На следующий день в филадельфийских газетах были специальные заметки о докладе русского делегата, а через несколько дней в газете для врачей «Medical News» (12 мая 1958 года) доклад был напечатан почти целиком с весьма положительными примечаниями. Ретроспективно могу сказать, что с этого моего выступления родилась моя «международная репутация» как советского ученого-кардиолога. Кстати, в этом докладе говорилось, во-первых, об экспериментальном инфаркте миокарда, вызываемом при сочетании кормления кроликов холестерином и бега их в тредбане, во-вторых, о толковании инфарктной электрокардиограммы с биохимической точки зрения, в-третьих, о затяжных формах инфаркта.
Два моих спутника также участвовали в повестке конгресса – П. Е. Лукомский был членом «круглого стола» по поводу лечебного значения антикоагулянтов (я еще боялся, как он выйдет из положения, если начнутся вопросы, но таковых было очень мало), а Янушкявичюс сделал доклад о классификации баллистокардиограмм – метод, к тому времени уже переставший интересовать американцев (а позже и нас).
Во время конгресса я был приглашен на заседание Правления общества (я тогда был включен в так называемый национальный комитет, то есть орган, состоящий из представителей входящих в данное международное общество стран. Позже я был избран членом основного руководящего органа, по-нашему, президиума правления, но так до сих пор в этом качестве реально и не фигурировал, так как в дальнейшем мне не удавалось бывать на конгрессах данного общества – потому ли, что они бывали то в Западной Германии, то в Аргентине, потому ли, что я переключился на конгрессы кардиологов, я и сам не знаю – про то знают наши начальники, куда пошлют – туда и едем, и на том спасибо). Правление состоялось в одном из небоскребов на высоте 60-го этажа, в каком-то салоне банкира. Был отличный ланч, и шли неторопливые разговоры о делах общества и будущих его конгрессах. Я понимал тогда английскую речь с большим трудом, а мои примитивные фразы спускал с языка только в крайней крайности («таил молчанье в важном споре»).

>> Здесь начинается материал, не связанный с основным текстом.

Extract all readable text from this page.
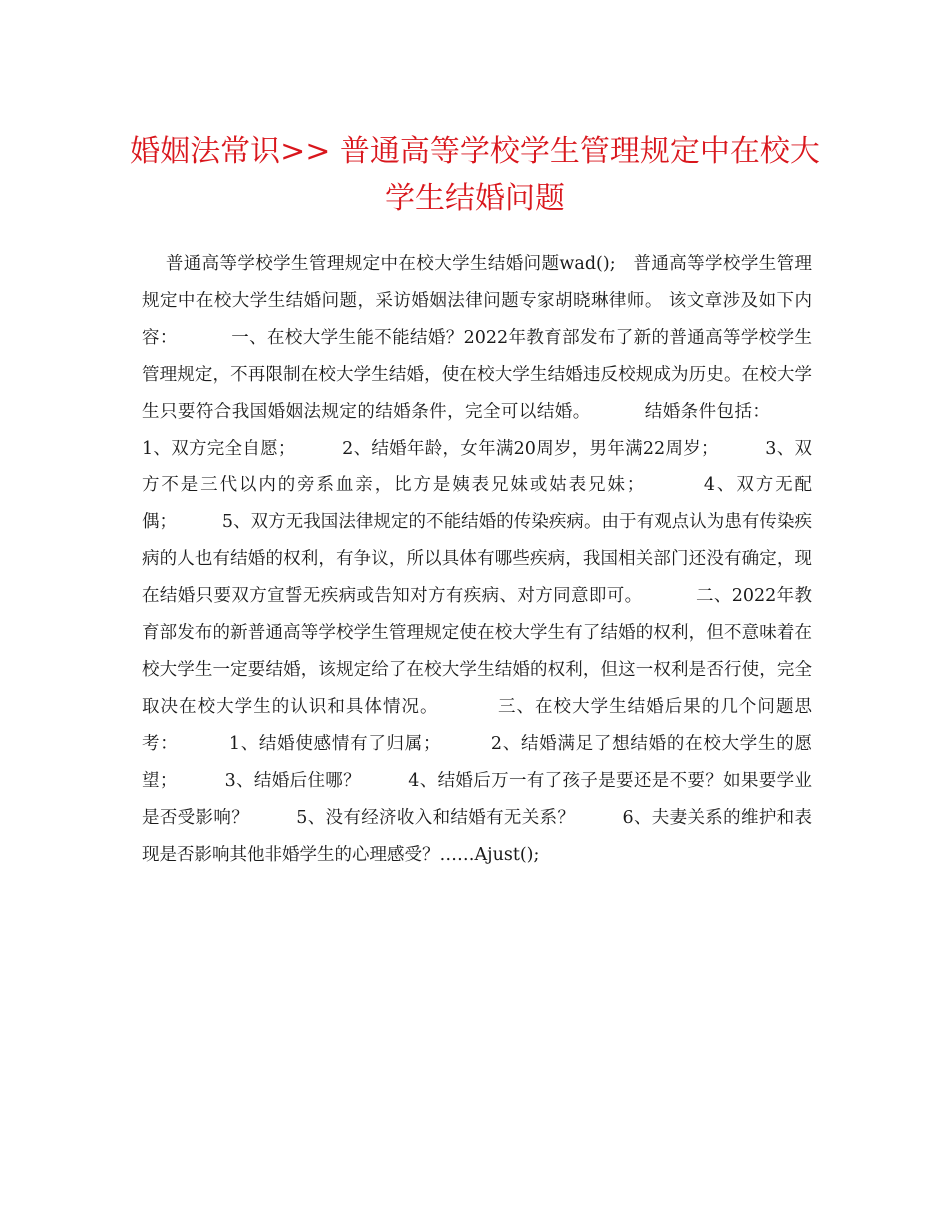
婚姻法常识>> 普通高等学校学生管理规定中在校大学生结婚问题
普通高等学校学生管理规定中在校大学生结婚问题wad();   普通高等学校学生管理规定中在校大学生结婚问题，采访婚姻法律问题专家胡晓琳律师。 该文章涉及如下内容：         一、在校大学生能不能结婚？2022年教育部发布了新的普通高等学校学生管理规定，不再限制在校大学生结婚，使在校大学生结婚违反校规成为历史。在校大学生只要符合我国婚姻法规定的结婚条件，完全可以结婚。         结婚条件包括：        1、双方完全自愿；        2、结婚年龄，女年满20周岁，男年满22周岁；        3、双方不是三代以内的旁系血亲，比方是姨表兄妹或姑表兄妹；        4、双方无配偶；        5、双方无我国法律规定的不能结婚的传染疾病。由于有观点认为患有传染疾病的人也有结婚的权利，有争议，所以具体有哪些疾病，我国相关部门还没有确定，现在结婚只要双方宣誓无疾病或告知对方有疾病、对方同意即可。         二、2022年教育部发布的新普通高等学校学生管理规定使在校大学生有了结婚的权利，但不意味着在校大学生一定要结婚，该规定给了在校大学生结婚的权利，但这一权利是否行使，完全取决在校大学生的认识和具体情况。         三、在校大学生结婚后果的几个问题思考：        1、结婚使感情有了归属；        2、结婚满足了想结婚的在校大学生的愿望；        3、结婚后住哪？        4、结婚后万一有了孩子是要还是不要？如果要学业是否受影响？        5、没有经济收入和结婚有无关系？        6、夫妻关系的维护和表现是否影响其他非婚学生的心理感受？……Ajust();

Что касается Филадельфии, то город мне понравился сочетанием старины (еще колониального периода), старых зданий в английском стиле и памятников и новых легких высотных домов из дюралюминия и стекла. Мы посетили Independence Hall, построенный в первой половине XVIII века, в котором в 1776 году была оглашена независимость колоний и через десять лет – конституция Соединенных Штатов. Это скромное двухэтажное здание с высокой красивой каланчой, с часами и колоколом (символом свободы). Мы осмотрели Carpenters Hall, в котором в 1774 году заседал первый конгресс нового государства. Снизу, с узкой Брод-стрит, идущей с севера на юг, мы глядели на гигантскую статую Уильяма Пенна (от него – название штата Пенсильвания), казавшуюся нам каким-то лилипутом.